Oklahoma Daily *Will* Appear in Print All Summer– Against Editor’s Wishes

Oklahoma Daily readers are apparently still passionate about print.  Their recent complaints about an upcoming online-only experiment have prompted Oklahoma University administrators to front the paper an extra $4,000, dependent on its decision to appear in print throughout July.

As I previously posted, the OU student newspaper had planned to drop its print editions for a portion of the summer.  It was billed as the first step in a yearlong process aimed at determining what the Daily 2.0 should look like, how it should operate, and where print fits in.  It was also aimed at saving some money, since the typical summer ad drop apparently makes printing each week a money-losing pursuit.

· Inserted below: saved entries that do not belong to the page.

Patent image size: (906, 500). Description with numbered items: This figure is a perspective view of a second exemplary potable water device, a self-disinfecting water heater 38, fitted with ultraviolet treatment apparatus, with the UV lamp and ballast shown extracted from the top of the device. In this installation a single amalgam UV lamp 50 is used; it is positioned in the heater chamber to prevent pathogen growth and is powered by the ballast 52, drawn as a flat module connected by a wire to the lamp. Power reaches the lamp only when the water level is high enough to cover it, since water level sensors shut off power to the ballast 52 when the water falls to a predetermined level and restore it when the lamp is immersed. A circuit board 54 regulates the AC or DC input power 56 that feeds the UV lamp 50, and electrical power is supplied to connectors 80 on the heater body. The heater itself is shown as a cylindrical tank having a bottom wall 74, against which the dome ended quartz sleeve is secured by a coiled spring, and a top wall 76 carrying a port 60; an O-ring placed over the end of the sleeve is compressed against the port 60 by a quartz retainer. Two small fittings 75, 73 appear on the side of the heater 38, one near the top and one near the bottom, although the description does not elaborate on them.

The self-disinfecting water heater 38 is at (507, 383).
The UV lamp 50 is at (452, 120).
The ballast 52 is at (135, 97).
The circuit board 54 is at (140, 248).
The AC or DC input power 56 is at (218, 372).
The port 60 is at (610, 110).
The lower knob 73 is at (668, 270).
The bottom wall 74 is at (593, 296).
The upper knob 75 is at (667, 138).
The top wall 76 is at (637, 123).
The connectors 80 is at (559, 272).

But this online-only step has now been shelved.  As OU Daily editor-in-chief Chris Lusk tweeted me yesterday, “Whoops.  Never mind the earlier decision.”

It seems “a significant number of people” kicked up a fuss upon hearing the Daily would briefly stop appearing on newsstands.  Administrators responded with an influx of cash.  And the paper has agreed to remain in print all summer long.

Lusk isn’t happy about the reversal.  In a Daily piece outlining the change-back, he said the supposedly “significant” complaints about the digital experiment never made their way to him or other staffers.

As he explained, “You know, the department’s financial concerns were only one small reason why the idea to cancel the summer paper gained traction– at least with me, anyway.  It just seems like we’re being paid off to change our minds just because a few people didn’t like the idea. . . . I think there’s great value in the print product, but I thought this was a perfect time to really go away from that and test what we’re doing– not just inside the newsroom and how we approach our coverage but the entire department.  I think that’s what’s being missed in this sudden move to reverse our decision.”

My Take: I side with Lusk.  There was more to this planned experiment than financial considerations.  Online-only and digital-first shifts are happening, fast.  Preparation, practice, and a true day-to-day understanding of what it will mean for student newsrooms is needed.  The quiet summer months are the perfect time to seek this understanding.  Who was truly complaining?  And are they the people the paper is most ardently aiming to serve?